Sunday, February 15, 2009

Love, fear and other cases of mistaken identity

If this bridge is rockin’…

Another Valentine's Day bites the dust. In its wake there will no doubt be countless readers out there in blogspace looking at their love life, wondering how they might go about adding a second person into it – Romeos looking for their Juliet, Barbies looking for their Ken, Parises looking for a Paris (or Nick, or Rick, or Stavros, or…). For those people I have but one piece of advice: fear is your friend.

It seems a little counter-intuitive, but next time you’re out to impress that special someone, the best approach mightn’t be roses and candle-lit dinners but instead some sparsely bolted overhanging rock, maybe a spot of downhill biking or even a double-black-diamond ski run if the snow’s in good shape (but remember, the goal here is to gently frighten – not kill or maim). It sounds insane, but it’s based on solid evidence.

Back in 1974, psychologists Donald Dutton and Arthur Aron from the University of British Columbia, put together a series of experiments involving rickety bridges and sexy researchers. Their hypothesis said that people should find an attractive person really attractive in the presence of a strong emotional stimulus – like fear.

The two canny Canadians set up a series of experiments, the most famous of which involved a good-looking female researcher who would interview randomly selected male subjects half way along two bridges – one safe; one high, windy, unstable and scary.

The at the interview she’d go through a series of decoy questions, then show the subject a picture of a young woman covering her face with one hand and reaching out with the other and ask “tell me what you see here”. At the conclusion of each interview she would hand out her phone number, “just in case you have any questions about the study.” The researchers then rated the sexual content of the picture responses and counted the number of calls, comparing between the two bridges.
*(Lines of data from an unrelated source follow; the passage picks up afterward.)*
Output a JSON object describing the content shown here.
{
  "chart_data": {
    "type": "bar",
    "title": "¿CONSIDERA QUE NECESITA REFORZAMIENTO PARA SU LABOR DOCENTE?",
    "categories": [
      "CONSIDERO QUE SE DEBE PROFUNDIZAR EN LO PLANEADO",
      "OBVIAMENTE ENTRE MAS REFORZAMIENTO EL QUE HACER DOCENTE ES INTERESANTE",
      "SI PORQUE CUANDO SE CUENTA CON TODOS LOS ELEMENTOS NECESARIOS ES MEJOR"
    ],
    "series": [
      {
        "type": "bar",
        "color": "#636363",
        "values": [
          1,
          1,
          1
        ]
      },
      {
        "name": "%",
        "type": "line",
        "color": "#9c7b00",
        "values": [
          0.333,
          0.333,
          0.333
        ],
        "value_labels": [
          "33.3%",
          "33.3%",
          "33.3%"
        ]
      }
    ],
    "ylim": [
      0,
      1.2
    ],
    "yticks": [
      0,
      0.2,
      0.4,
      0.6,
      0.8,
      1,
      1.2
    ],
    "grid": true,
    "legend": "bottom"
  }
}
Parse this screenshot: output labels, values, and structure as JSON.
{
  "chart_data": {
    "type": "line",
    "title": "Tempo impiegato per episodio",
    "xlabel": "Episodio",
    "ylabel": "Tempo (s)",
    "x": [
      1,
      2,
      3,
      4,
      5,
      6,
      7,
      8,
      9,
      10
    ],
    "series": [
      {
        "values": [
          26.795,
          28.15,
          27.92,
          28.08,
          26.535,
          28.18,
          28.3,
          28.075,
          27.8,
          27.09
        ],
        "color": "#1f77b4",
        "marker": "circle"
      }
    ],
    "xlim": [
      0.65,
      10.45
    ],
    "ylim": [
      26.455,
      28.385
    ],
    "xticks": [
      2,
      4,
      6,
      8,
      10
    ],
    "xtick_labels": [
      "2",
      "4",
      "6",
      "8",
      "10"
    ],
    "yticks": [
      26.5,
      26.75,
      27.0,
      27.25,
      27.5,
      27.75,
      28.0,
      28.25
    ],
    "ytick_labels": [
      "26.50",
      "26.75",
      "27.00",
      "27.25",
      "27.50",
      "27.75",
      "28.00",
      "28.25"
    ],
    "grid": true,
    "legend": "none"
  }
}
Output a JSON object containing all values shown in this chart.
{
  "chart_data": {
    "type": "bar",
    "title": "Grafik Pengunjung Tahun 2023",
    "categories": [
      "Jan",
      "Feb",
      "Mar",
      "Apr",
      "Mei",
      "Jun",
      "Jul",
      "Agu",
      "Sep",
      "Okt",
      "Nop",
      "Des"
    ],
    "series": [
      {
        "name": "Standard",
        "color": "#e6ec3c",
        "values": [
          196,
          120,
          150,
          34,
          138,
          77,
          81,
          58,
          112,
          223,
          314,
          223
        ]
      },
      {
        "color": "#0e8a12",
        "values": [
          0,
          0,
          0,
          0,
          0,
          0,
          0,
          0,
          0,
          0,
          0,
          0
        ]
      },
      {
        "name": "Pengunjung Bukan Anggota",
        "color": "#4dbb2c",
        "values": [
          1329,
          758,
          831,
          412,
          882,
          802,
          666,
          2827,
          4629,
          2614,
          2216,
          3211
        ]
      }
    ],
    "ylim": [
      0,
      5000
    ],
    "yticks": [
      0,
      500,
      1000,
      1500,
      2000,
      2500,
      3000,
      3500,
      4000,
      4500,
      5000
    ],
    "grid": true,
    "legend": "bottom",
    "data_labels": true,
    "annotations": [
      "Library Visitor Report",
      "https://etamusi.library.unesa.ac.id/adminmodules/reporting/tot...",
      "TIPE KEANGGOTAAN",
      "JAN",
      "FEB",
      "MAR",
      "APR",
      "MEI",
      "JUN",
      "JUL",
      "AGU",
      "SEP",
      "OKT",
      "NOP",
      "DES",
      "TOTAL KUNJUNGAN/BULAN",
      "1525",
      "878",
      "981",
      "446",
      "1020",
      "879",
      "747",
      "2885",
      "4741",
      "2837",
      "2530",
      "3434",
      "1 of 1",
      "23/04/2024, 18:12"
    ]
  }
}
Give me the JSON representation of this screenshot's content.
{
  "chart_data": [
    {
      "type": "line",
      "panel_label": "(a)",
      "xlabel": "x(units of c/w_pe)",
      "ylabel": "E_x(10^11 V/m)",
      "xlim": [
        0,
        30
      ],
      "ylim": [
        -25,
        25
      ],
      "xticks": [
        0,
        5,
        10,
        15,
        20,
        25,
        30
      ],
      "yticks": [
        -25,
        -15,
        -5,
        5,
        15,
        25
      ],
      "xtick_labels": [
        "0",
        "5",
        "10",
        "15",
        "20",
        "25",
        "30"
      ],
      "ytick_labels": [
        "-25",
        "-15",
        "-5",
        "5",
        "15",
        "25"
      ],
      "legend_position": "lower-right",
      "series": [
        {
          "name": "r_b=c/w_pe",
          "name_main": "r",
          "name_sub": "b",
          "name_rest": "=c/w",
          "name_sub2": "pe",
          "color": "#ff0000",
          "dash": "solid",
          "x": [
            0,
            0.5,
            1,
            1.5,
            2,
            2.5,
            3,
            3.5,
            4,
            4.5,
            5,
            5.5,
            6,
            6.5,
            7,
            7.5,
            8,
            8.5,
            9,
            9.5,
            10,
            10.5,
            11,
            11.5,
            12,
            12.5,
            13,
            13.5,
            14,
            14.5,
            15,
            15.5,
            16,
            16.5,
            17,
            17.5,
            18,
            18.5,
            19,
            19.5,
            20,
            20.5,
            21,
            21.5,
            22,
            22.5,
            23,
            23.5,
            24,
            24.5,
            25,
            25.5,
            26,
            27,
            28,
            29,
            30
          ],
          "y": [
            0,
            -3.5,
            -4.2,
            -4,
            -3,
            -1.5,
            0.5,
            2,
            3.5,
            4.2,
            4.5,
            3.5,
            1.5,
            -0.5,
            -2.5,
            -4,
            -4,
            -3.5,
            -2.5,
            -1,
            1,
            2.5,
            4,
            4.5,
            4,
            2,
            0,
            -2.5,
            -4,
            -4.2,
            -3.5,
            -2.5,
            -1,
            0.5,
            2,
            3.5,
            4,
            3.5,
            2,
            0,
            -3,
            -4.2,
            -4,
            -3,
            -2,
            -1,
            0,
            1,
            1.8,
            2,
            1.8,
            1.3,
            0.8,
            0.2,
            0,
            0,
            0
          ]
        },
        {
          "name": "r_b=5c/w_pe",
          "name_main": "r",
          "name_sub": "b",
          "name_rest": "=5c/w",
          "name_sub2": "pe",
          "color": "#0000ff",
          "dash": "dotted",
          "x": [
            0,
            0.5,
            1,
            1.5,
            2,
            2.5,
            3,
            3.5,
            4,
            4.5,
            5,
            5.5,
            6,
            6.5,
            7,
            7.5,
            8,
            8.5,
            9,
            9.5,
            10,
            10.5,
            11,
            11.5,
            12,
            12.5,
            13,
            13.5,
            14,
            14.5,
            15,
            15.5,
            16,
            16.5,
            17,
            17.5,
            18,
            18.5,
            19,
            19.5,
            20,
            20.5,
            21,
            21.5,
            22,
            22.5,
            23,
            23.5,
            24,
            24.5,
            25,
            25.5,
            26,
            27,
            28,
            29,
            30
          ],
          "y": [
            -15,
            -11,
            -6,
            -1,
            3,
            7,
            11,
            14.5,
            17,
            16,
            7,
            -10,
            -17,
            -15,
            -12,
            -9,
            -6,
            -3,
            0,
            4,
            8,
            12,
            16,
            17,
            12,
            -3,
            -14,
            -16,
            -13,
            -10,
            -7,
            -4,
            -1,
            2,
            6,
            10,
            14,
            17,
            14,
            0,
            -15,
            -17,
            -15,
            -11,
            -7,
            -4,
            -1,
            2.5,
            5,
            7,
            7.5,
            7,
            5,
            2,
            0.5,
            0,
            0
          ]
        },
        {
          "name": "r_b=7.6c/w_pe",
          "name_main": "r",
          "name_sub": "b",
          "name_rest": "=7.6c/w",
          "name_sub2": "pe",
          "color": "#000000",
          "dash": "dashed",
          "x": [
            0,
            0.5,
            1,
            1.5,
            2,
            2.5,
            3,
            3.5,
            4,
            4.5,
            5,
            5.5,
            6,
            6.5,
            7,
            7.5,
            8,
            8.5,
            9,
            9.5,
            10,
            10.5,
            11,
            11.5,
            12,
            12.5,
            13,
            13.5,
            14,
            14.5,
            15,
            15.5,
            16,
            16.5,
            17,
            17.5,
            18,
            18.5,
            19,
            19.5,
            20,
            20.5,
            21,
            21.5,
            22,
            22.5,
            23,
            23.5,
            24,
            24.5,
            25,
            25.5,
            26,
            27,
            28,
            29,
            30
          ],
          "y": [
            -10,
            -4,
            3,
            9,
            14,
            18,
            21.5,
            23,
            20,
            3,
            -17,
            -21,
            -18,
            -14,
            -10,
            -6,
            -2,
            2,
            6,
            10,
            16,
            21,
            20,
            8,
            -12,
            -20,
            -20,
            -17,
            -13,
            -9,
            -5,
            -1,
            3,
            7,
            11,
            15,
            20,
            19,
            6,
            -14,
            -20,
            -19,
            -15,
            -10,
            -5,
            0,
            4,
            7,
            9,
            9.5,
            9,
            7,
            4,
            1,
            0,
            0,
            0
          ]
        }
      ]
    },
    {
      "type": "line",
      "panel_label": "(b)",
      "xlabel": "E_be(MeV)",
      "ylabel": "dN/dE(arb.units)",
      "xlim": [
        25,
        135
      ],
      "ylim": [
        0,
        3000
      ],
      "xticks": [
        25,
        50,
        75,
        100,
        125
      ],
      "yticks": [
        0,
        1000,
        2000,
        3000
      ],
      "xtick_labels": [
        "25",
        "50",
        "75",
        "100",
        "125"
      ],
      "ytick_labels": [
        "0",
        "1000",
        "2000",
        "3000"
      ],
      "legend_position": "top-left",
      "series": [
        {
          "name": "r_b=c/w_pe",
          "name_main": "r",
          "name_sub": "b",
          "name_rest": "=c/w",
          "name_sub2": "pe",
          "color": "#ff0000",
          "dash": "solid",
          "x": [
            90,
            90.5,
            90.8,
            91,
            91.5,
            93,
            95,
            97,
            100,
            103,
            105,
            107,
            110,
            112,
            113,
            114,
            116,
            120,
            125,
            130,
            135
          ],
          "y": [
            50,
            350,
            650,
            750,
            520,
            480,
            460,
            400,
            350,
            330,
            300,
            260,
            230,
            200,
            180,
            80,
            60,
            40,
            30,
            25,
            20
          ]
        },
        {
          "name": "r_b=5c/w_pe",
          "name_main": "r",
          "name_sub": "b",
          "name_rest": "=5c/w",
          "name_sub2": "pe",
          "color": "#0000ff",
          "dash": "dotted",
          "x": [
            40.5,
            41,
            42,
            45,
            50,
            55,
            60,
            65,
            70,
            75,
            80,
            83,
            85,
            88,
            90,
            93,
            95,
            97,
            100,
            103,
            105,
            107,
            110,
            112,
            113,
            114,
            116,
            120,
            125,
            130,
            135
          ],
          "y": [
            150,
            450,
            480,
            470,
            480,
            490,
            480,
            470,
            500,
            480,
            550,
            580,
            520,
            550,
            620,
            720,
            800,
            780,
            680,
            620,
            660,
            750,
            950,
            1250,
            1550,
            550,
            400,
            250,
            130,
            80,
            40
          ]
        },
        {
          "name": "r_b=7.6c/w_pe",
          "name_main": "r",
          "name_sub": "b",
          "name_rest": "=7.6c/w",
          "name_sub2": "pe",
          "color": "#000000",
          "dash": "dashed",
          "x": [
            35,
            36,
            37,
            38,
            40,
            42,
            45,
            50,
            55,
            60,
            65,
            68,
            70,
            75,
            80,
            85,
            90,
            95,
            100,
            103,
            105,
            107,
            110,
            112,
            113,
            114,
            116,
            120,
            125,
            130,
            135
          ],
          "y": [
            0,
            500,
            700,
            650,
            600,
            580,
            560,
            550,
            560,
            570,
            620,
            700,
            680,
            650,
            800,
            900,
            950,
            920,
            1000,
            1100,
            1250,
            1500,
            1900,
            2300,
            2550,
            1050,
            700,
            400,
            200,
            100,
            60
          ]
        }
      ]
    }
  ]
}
The results showed the sexual content of the picture responses on the scary bridge to be double that of the sedate bridge and nearly five times as many subjects phoned the researcher after being on the scary bridge, compared to the sedate one. The conclusion; the unsuspecting guys were ‘mistaking’ their fear-induced heightened state of arousal for being head-over-heels love-struck for the researcher!

Other experiments in the study, as well as subsequent trials have, on the whole, confirmed their findings. These days the body of knowledge they developed is known as the “misattribution of arousal paradigm”. If you’re feeling geeky, you can check out the original study here.

Who would have thought, the secret that’s kept ski instructors’ and rafting guides’ beds warm for decades is actually an established scientific principle. Why isn’t it surprising that that the Canadians discovered it.